3 June 2013

The ICO have issued a monetary penalty of £100,000 to Stockport Primary Care Trust following a breach of the data protection act.

A site previously owned by the Trust contained boxes holding documentation comprising personal information some of which being sensitive data.  The documents included diaries, letters, referral notices and patient records.  The boxes were found by the new site owner who then informed the data controller of his findings.

The ICO have confirmed that the Trust have previously been involved in two similar security incidents where personal information had been left behind.

It is essential that organisations follow the appropriate procedures when moving premises to ensure that no documentation remains behind. The Director of Data Protection, Mr. Smith, states ‘the highly sensitive nature of the documents left behind makes this mistake inexcusable’.

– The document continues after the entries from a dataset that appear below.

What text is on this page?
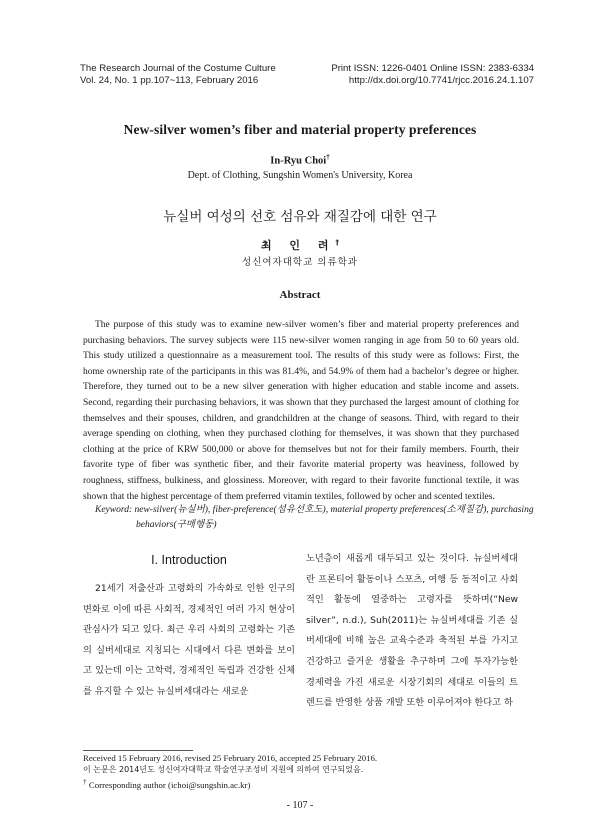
The Research Journal of the Costume Culture
Vol. 24, No. 1 pp.107~113, February 2016
Print ISSN: 1226-0401 Online ISSN: 2383-6334
http://dx.doi.org/10.7741/rjcc.2016.24.1.107
New-silver women’s fiber and material property preferences
In-Ryu Choi†
Dept. of Clothing, Sungshin Women's University, Korea
뉴실버 여성의 선호 섬유와 재질감에 대한 연구
최 인 려†
성신여자대학교 의류학과
Abstract

The purpose of this study was to examine new-silver women’s fiber and material property preferences and purchasing behaviors. The survey subjects were 115 new-silver women ranging in age from 50 to 60 years old. This study utilized a questionnaire as a measurement tool. The results of this study were as follows: First, the home ownership rate of the participants in this was 81.4%, and 54.9% of them had a bachelor’s degree or higher. Therefore, they turned out to be a new silver generation with higher education and stable income and assets. Second, regarding their purchasing behaviors, it was shown that they purchased the largest amount of clothing for themselves and their spouses, children, and grandchildren at the change of seasons. Third, with regard to their average spending on clothing, when they purchased clothing for themselves, it was shown that they purchased clothing at the price of KRW 500,000 or above for themselves but not for their family members. Fourth, their favorite type of fiber was synthetic fiber, and their favorite material property was heaviness, followed by roughness, stiffness, bulkiness, and glossiness. Moreover, with regard to their favorite functional textile, it was shown that the highest percentage of them preferred vitamin textiles, followed by ocher and scented textiles.

Keyword: new-silver(뉴실버), fiber-preference(섬유선호도), material property preferences(소재질감), purchasing behaviors(구매행동)

I. Introduction

21세기 저출산과 고령화의 가속화로 인한 인구의 변화로 이에 따른 사회적, 경제적인 여러 가지 현상이 관심사가 되고 있다. 최근 우리 사회의 고령화는 기존의 실버세대로 지칭되는 시대에서 다른 변화를 보이고 있는데 이는 고학력, 경제적인 독립과 건강한 신체를 유지할 수 있는 뉴실버세대라는 새로운

노년층이 새롭게 대두되고 있는 것이다. 뉴실버세대란 프론티어 활동이나 스포츠, 여행 등 동적이고 사회적인 활동에 열중하는 고령자를 뜻하며(“New silver”, n.d.), Suh(2011)는 뉴실버세대를 기존 실버세대에 비해 높은 교육수준과 축적된 부를 가지고 건강하고 즐거운 생활을 추구하며 그에 투자가능한 경제력을 가진 새로운 시장기회의 세대로 이들의 트렌드를 반영한 상품 개발 또한 이루어져야 한다고 하

Received 15 February 2016, revised 25 February 2016, accepted 25 February 2016.
이 논문은 2014년도 성신여자대학교 학술연구조성비 지원에 의하여 연구되었음.
† Corresponding author (ichoi@sungshin.ac.kr)
- 107 -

Over the last 12 months penalties have been issued to other organisations for similar offences, highlighting the urgent requirement for organisations to have decommissioning measures in place and to ensure that the procedures are put into practice when the time comes.

Steps offered by the ICO to assist when moving premises

  • Ensure that personal information remains secure at all times, make security of information a priority.
  • Ensure procedures are in place for decommissioning of the site.  Document who’s responsible for the decommissioning and ensure that it is undertaken, do not make any assumptions with regards to it being done.
  • Take care when disposing of information.  Be sure to dispose of files or computer hardware in a secure manner as the data on the device remains your responsibility even once you have disposed of it.
  • Don’t make the same mistake more than once. Document and report incidents and take appropriate measures to prevent incidents from reoccurring in the future.